I just labeled the topic this to get attention, not actually fighting







. SO I purchased a "Red Texas Cichlid" from Petsmart about a year ago that I purchased for $10. I placed him in my 150 with my black rhom and just figured with the size and all the tiger barbs I keep stocked In the tank everything would be fine. Well months went own and only a few nips here and there from my Rhom on the "RT" fins but nothing serious. Well it wasn't until this morning I woke up to go to work and I noticed the "RT" beat the hell out of my rhom.

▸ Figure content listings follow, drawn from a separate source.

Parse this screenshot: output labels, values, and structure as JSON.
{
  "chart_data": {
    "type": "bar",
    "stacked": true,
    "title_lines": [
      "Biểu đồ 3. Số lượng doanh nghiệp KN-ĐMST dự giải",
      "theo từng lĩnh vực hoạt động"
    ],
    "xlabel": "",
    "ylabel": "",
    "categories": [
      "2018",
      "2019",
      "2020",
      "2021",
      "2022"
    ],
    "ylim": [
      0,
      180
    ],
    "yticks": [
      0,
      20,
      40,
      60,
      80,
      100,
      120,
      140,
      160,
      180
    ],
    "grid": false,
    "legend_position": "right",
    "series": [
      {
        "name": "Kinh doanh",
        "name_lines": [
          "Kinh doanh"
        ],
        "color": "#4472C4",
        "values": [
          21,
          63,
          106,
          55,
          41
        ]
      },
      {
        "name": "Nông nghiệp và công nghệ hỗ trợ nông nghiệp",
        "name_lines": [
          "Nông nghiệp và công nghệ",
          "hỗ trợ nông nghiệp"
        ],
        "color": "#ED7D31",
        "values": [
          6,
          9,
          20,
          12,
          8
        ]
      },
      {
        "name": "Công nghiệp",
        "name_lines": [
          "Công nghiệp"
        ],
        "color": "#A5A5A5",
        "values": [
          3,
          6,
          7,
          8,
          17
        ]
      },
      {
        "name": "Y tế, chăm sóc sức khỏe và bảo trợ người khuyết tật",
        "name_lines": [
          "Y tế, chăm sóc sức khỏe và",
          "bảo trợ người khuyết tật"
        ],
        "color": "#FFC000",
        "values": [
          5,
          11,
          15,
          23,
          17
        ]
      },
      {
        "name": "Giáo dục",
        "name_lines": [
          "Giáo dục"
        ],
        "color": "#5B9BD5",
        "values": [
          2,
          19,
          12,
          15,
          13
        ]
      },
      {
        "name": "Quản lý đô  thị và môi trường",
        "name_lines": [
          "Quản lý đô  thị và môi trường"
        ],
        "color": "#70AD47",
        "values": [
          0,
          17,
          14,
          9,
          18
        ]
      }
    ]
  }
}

I quickly scooped up the "RT" and tossed him in my planted 29 gallon and headed to work. Well upon further research I have come to find out that this so called "Red Texas Cichlid" is actually a flowerhorn. I found on multiple sites that petsmart was selling flowerhorns and red texas cichlids at the same time and would get them mixed up. I am by no means a expert in the cichlid world so I had no idea. I mean the only thing that sucks is I have a hopefully still alive, beat up black rhom other then that I think I came out pretty good for a flowerhorn I only paid $10 for. Has anyone else ever heard of this mix up at petsmart?


----------



## scent troll (Apr 4, 2005)

petsmart isnt exactly known for their accuracy. the same petstore that suggests at least 40 gallons for a pacu. it shouldnt be a surprise they got in a batch of fish that they mislabeled. the lesson really isnt about petsmart its that this is a prime example of needing to do your own homework and not take anyones word on anything. pet shops, especially big chains are focused on $$$$$ not education or knowledge. hell if they thought they could turn a bigger profit selling a pacu as a piranha they probably would if it wasnt so obvious.

im not shocked the cichlid bullied the rhomb. i am however shocked the rhomb didnt mortily wound the fish nudging him back. flowerhorns are not a shy fish and this doesnt shock me at all.

now i would say if you have the room for him you should keep him. flowerhorns are amazing fish even though purists tend to hate them since they are a hybrid species. i however, love them. i think you will too.

oh and i have to say this just for the record. nothing...but NOTHING...belongs with a rhombeus. not even another rhomb. good luck brother


----------



## Seth999 (Jul 2, 2013)

I've had luck with things like neon tetras with bigger fish because they cant really catch them...plus if a few go missing who cares...I tried an oscar with two ~5" RBPs after seeing a few tanks with them actually getting along and like you had issues with the cichlid, the next day there was one RBP. Those things will kill/eat stuff you wouldn't think they could fit in their mouth at all...I have had a 14" sailfin pleco in a 150g with some RBPs forever without any trouble, they can't really bite into him since he's an armored catfish and he will ram the sh*t out of them against the glass every chance he gets...I think they're more scarred of him.


----------



## Bobbyd123 (Jun 9, 2013)

How big was the flowerhorn and how big was the rhom? I am surprised the rhom didn't take it out either.. But not all rhoms r hyper aggressive


----------



## Malladus (Jul 1, 2013)

Common mistake, I've seen plenty of threads with people asking for ID's of "X" cichlid that they bought from petsmart only to be ID'd as low grade FH's.


----------



## scent troll (Apr 4, 2005)

i sincerely loath petsmart and pet supplies plus. just awful places in terms of accuracy. i cant blame the employees, theyre mostly kids just working a summer job. its the business itself and its focus on profits only. i mean it surely has a poor effect when EVERYONE i know who owns tanks doesnt shop or do business there...not even for those big sale events they have.

id rather patron the few mom n pop places left. they seem to have an actual passion for what theyre selling rather then looknig for cheap labor to push shotty inventory so they can add that new addition to their mansion


----------